Changing tack, the fingerpicked Eleanor’s Song is a simple pledge of devotion (“If you’ve spent your last shiny penny/Far from home and can’t borrow any…you can count on me”) then, by contrast, using his guitar for hand percussion and featuring banjo, Easy Going Smile is a regret-stained break-up number (“Turn away from me and don’t look back/We both know if one of us cracks/The other’s going to fail/Just as fast”).
Shifting from country tones to more of a folk-blues persuasion, the brushed drums moody shuffle Swansong (Don’t Play With Matches) is a cautionary tale about playing the, well, field and seeking greener grass, paraphrasing the quitters never win line with “Cheaters don’t win/Winners don’t cheat”.

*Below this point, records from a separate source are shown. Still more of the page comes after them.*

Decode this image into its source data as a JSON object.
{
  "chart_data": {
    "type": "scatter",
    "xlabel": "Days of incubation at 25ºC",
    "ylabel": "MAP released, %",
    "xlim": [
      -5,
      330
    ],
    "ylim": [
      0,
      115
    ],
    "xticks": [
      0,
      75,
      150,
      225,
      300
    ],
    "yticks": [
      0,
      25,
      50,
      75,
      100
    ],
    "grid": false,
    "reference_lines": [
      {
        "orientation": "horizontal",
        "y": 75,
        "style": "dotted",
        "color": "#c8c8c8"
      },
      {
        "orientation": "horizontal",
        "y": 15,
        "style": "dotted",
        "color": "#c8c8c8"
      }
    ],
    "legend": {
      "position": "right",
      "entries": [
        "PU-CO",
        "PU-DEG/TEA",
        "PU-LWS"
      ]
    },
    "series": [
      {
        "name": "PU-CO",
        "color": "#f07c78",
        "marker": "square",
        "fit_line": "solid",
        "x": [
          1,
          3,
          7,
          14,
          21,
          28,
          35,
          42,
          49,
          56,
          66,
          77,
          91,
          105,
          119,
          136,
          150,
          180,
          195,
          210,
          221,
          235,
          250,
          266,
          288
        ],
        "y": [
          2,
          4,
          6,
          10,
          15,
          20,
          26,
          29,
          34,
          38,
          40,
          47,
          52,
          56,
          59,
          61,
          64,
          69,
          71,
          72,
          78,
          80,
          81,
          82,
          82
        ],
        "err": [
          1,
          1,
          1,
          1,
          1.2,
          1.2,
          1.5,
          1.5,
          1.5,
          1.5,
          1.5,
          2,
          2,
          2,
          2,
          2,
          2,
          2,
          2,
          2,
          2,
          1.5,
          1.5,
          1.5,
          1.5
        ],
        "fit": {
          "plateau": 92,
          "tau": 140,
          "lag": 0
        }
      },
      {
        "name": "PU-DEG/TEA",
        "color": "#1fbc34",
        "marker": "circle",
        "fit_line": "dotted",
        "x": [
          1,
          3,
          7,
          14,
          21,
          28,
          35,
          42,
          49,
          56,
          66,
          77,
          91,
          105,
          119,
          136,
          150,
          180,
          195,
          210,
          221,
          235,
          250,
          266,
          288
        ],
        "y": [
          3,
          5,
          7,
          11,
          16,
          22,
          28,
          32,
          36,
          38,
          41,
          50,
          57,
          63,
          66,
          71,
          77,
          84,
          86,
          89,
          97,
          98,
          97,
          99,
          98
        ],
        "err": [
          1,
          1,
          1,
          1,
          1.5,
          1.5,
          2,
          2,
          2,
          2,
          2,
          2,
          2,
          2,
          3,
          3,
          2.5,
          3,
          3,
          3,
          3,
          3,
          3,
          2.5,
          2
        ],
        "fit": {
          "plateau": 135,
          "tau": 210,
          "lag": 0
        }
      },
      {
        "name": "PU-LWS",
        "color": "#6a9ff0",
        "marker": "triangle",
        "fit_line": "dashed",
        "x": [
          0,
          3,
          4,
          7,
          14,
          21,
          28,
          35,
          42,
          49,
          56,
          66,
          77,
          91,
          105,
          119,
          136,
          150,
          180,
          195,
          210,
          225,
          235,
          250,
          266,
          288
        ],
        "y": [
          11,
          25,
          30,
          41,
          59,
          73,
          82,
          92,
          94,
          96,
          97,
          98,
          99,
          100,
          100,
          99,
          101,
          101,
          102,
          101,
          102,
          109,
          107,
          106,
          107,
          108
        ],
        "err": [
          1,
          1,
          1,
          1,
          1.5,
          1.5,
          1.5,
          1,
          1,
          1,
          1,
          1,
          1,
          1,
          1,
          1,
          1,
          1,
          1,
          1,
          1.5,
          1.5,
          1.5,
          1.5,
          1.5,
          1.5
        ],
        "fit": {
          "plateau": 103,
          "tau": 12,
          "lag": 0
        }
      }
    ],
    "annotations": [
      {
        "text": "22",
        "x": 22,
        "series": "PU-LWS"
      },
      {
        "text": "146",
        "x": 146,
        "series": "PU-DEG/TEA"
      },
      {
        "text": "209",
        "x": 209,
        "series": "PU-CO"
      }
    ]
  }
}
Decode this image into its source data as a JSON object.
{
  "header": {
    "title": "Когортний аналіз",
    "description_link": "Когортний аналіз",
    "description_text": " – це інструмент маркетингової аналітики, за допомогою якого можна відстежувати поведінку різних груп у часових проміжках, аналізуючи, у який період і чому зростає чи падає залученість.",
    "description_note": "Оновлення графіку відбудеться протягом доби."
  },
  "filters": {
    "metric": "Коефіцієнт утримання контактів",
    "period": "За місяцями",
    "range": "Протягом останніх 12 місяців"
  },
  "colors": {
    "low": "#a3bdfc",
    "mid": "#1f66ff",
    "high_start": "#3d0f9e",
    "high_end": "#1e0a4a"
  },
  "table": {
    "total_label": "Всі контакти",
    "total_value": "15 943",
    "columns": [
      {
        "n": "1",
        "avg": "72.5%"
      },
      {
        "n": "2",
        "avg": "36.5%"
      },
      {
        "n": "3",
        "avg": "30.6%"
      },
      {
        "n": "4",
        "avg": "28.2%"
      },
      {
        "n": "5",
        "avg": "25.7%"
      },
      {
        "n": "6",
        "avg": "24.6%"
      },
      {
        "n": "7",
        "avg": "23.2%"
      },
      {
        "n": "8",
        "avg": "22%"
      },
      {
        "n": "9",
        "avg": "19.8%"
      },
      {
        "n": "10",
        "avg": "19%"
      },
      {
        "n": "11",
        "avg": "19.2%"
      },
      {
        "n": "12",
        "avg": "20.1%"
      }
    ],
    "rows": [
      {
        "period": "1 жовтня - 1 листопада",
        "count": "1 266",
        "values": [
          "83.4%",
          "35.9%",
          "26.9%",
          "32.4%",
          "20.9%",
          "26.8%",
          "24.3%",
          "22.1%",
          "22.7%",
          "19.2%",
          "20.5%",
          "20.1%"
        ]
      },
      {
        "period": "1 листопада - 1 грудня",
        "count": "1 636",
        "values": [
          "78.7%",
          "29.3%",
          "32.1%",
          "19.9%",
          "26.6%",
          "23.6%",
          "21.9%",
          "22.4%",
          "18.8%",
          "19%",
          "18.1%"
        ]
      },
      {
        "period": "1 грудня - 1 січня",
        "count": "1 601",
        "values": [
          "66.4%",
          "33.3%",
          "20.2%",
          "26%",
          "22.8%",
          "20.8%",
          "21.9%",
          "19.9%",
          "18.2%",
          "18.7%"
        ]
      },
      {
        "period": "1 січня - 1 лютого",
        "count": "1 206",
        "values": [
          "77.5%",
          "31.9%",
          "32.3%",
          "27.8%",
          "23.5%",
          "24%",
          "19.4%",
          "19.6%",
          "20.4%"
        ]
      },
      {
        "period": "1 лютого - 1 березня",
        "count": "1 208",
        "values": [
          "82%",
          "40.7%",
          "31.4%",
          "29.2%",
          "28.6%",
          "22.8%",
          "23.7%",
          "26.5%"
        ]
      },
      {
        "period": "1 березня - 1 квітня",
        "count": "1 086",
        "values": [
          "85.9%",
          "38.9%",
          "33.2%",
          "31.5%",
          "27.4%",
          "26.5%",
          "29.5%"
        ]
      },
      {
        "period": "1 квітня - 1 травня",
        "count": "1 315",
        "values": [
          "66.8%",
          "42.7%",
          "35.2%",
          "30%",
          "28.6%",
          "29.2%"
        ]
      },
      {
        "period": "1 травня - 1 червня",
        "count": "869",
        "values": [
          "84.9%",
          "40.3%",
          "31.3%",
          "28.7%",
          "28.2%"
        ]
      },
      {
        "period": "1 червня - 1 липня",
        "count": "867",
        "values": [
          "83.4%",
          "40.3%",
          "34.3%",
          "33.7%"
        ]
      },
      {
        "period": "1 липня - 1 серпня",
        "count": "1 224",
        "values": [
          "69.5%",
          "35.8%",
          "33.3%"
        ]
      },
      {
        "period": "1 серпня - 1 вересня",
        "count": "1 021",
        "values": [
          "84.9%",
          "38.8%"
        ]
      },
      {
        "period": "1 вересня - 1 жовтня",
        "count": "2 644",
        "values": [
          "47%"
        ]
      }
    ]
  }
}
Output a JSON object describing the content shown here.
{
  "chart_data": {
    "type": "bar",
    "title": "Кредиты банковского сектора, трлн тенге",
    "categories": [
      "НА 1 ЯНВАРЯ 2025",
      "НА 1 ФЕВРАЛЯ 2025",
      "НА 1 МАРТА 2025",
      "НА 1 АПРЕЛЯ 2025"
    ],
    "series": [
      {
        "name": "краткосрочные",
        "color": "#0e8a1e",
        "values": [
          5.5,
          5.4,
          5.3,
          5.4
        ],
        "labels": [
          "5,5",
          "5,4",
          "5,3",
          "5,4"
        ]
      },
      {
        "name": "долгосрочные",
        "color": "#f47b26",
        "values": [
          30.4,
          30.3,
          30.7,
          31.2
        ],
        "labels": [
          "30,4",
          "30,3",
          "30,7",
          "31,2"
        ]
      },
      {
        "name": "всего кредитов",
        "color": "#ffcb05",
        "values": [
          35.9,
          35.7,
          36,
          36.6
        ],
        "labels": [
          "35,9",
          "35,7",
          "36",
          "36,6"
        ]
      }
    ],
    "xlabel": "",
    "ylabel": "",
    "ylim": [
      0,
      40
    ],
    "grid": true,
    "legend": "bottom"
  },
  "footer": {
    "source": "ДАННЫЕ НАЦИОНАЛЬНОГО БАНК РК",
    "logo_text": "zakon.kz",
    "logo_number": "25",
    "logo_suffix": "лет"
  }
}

It Was Ever So, which premiered here on Folk Radio, actually does come from an real life events and was written in 2014 after he read about the impending closure of Clerkenwell fire station, the oldest operational fire station in Europe, one of ten as part of then Mayor of London Boris Johnson’s cutbacks. It’s sung in the voice of one of the long-serving firemen being made redundant (“They wrote me to tell me it was done”) and leaving for the last time to become “just a man/And you must get by any way you can”.
Another sad slow waltz Stick Around again speaks of world weariness in another break-up scenario (“Was not so long ago/We were standing here/You had that fire in your belly/And I had only fear/Well now we’re back in that exact same place/And I can see that look/Hanging on your face”) and clearly shows a strong Van Morrison influence.
Heading into the final stretch, Pockets is an itchingly fingerpicked number that again has a seam of Celtic soul, this time however, for a rather more positive, supportive relationship (“Now we’ve found each other we’ll be fine/We don’t have an awful lot/But we only need what we’ve got/I’ll have some of yours and you’ll have mine”). There’s more restrained fingerpicking on the penultimate upbeat Don’t Speak which conjures Loudon Wainwright III (“Keep your mind on the road ahead/Don’t let it wander anywhere else instead/And forget about what we’ve done/Just keep thinking of what’s to come”), ending with the five-minute harmonica blowing blues I Like You So I’ll Kill You Last, a line borrowed from Andrea Arnold’s film Fish Tank and which, probably explaining why it’s musically different to everything else here, was written for the end credits of Grind, a short by director Ed Scott-Clarke in which he also plays a depressed and unemployed individual. Most definitely an album to be mentioned in despatches.